Factory manager's unfair dismissal claim blocked by pre-termination negotiation rules

A tribunal ruled that a meeting between a factory manager and Laporte Industries UK Limited was a genuine without-prejudice negotiation, making it inadmissible in his unfair dismissal claim.

1 min read · Last updated 18 May 2026

Case details

Key facts

  • The claimant was employed as a factory manager from 8 July 2019 to 21 October 2022.
  • On 30 September 2022, the claimant attended a meeting with Paula Sturges and Jean Palmer.
  • The meeting was described as without prejudice and offers were made regarding the claimant's employment.
  • The claimant alleged improper behaviour, specifically that he was told 'I don’t have to tell you anything sonny'.
  • The tribunal preferred the respondent's evidence and found the meeting was a genuine pre-termination negotiation.
  • The tribunal found no improper behaviour and ruled the meeting inadmissible in the unfair dismissal claim.

Timeline

  1. Employment start

    Claimant began employment as a factory manager with the respondent.

  2. Without prejudice meeting

    Claimant attended a meeting with Paula Sturges and Jean Palmer. He was told it was without prejudice and offered a foreman role or termination with payment.

  3. Revised offer email

    Jean Palmer emailed the claimant revising the offer to termination only.

  4. Employment termination

    Claimant's employment was terminated by the respondent.

  5. First preliminary hearing

    Preliminary hearing before Regional Employment Judge Swann identified the admissibility issue.

  6. Second preliminary hearing

    Employment Judge Heap heard evidence and submissions on the Section 111A issue.

The outcome

The tribunal decided that the meeting on 30 September 2022 was a genuine pre-termination negotiation and therefore inadmissible in the unfair dismissal claim. The key reason was that the tribunal preferred the respondent's evidence, finding no improper behaviour—the only allegation was that the claimant was told 'I don’t have to tell you anything sonny', which did not amount to improper behaviour. No compensation was awarded as the claim was not successful.

Lessons & takeaways

  • Employers should clearly label meetings as 'without prejudice' or 'pre-termination negotiations' to benefit from Section 111A protection.
  • Employees should be aware that allegations of improper behaviour must be substantiated with credible evidence to make a protected conversation admissible.
  • Tribunals will assess the genuineness of pre-termination negotiations based on the overall conduct, not just isolated comments.

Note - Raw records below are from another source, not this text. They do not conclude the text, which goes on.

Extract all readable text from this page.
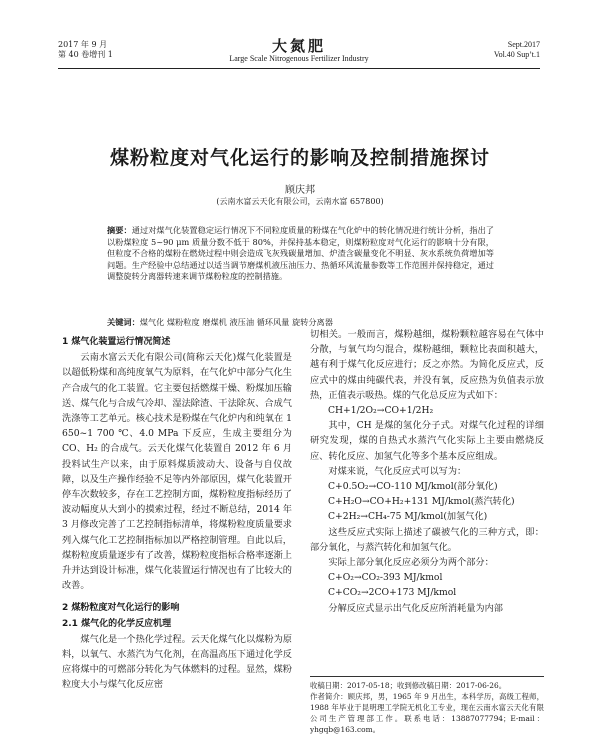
2017 年 9 月
第 40 卷增刊 1	大氮肥
Large Scale Nitrogenous Fertilizer Industry
Sept.2017
Vol.40 Sup’t.1
煤粉粒度对气化运行的影响及控制措施探讨
顾庆邦
(云南水富云天化有限公司，云南水富 657800)
摘要：通过对煤气化装置稳定运行情况下不同粒度质量的粉煤在气化炉中的转化情况进行统计分析，指出了以粉煤粒度 5~90 μm 质量分数不低于 80%，并保持基本稳定，则煤粉粒度对气化运行的影响十分有限，但粒度不合格的煤粉在燃烧过程中则会造成飞灰残碳量增加、炉渣含碳量变化不明显、灰水系统负荷增加等问题。生产经验中总结通过以适当调节磨煤机液压油压力、热循环风流量参数等工作范围并保持稳定，通过调整旋转分离器转速来调节煤粉粒度的控制措施。
关键词：煤气化 煤粉粒度 磨煤机 液压油 循环风量 旋转分离器

1 煤气化装置运行情况简述

云南水富云天化有限公司(简称云天化)煤气化装置是以超低粉煤和高纯度氧气为原料，在气化炉中部分气化生产合成气的化工装置。它主要包括燃煤干燥、粉煤加压输送、煤气化与合成气冷却、湿法除渣、干法除灰、合成气洗涤等工艺单元。核心技术是粉煤在气化炉内和纯氧在 1 650~1 700 ℃、4.0 MPa 下反应，生成主要组分为 CO、H₂ 的合成气。云天化煤气化装置自 2012 年 6 月投料试生产以来，由于原料煤质波动大、设备与自仪故障，以及生产操作经验不足等内外部原因，煤气化装置开停车次数较多，存在工艺控制方面，煤粉粒度指标经历了波动幅度从大到小的摸索过程，经过不断总结，2014 年 3 月修改完善了工艺控制指标清单，将煤粉粒度质量要求列入煤气化工艺控制指标加以严格控制管理。自此以后，煤粉粒度质量逐步有了改善，煤粉粒度指标合格率逐渐上升并达到设计标准，煤气化装置运行情况也有了比较大的改善。

2 煤粉粒度对气化运行的影响

2.1 煤气化的化学反应机理

煤气化是一个热化学过程。云天化煤气化以煤粉为原料，以氧气、水蒸汽为气化剂，在高温高压下通过化学反应将煤中的可燃部分转化为气体燃料的过程。显然，煤粉粒度大小与煤气化反应密

切相关。一般而言，煤粉越细，煤粉颗粒越容易在气体中分散，与氧气均匀混合，煤粉越细，颗粒比表面积越大，越有利于煤气化反应进行；反之亦然。为简化反应式，反应式中的煤由纯碳代表，并没有氧，反应热为负值表示放热，正值表示吸热。煤的气化总反应为式如下：

CH+1/2O₂→CO+1/2H₂

其中，CH 是煤的氢化分子式。对煤气化过程的详细研究发现，煤的自热式水蒸汽气化实际上主要由燃烧反应、转化反应、加氢气化等多个基本反应组成。

对煤来说，气化反应式可以写为：

C+0.5O₂→CO-110 MJ/kmol(部分氧化)

C+H₂O→CO+H₂+131 MJ/kmol(蒸汽转化)

C+2H₂→CH₄-75 MJ/kmol(加氢气化)

这些反应式实际上描述了碳被气化的三种方式，即：部分氧化，与蒸汽转化和加氢气化。

实际上部分氧化反应必须分为两个部分：

C+O₂→CO₂-393 MJ/kmol

C+CO₂→2CO+173 MJ/kmol

分解反应式显示出气化反应所消耗量为内部

收稿日期：2017-05-18；收到修改稿日期：2017-06-26。

作者简介：顾庆邦，男，1965 年 9 月出生，本科学历，高级工程师，1988 年毕业于昆明理工学院无机化工专业，现在云南水富云天化有限公司生产管理部工作。联系电话：13887077794；E-mail：yhgqb@163.com。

A protected conversation that stuck

A factory manager with three years' service was called to a meeting with his employer, Laporte Industries UK Limited, on 30 September 2022. He was told it was a without-prejudice discussion and offered a foreman role or termination with a payment. The manager later claimed the meeting was not a genuine negotiation but a disciplinary meeting, and that he was treated aggressively—specifically, that one of the employer's representatives said 'I don’t have to tell you anything sonny'.

What the tribunal decided

Employment Judge Heap held a preliminary hearing to decide whether the meeting was covered by Section 111A of the Employment Rights Act 1996, which protects pre-termination negotiations from being used as evidence in unfair dismissal claims. The tribunal heard evidence from both sides and found the employer's witnesses credible. The meeting was a genuine attempt to negotiate an exit, and the alleged comment did not amount to improper behaviour. As a result, the meeting was ruled inadmissible, severely weakening the manager's unfair dismissal claim.

What the employer did right

Laporte Industries clearly marked the meeting as without prejudice and made concrete offers. They also had two witnesses who gave consistent evidence. The tribunal noted that the claimant's representative did not pursue the improper behaviour argument strongly, which helped the employer's case.

What this means for similar cases

This case shows that Section 111A can be a powerful shield for employers if they conduct negotiations in good faith. Employees who believe a protected conversation was tainted by improper behaviour need to provide solid evidence—vague allegations are unlikely to succeed. The decision also highlights the importance of credibility: tribunals will weigh witness testimony carefully, and a clear, consistent account from the employer can carry the day.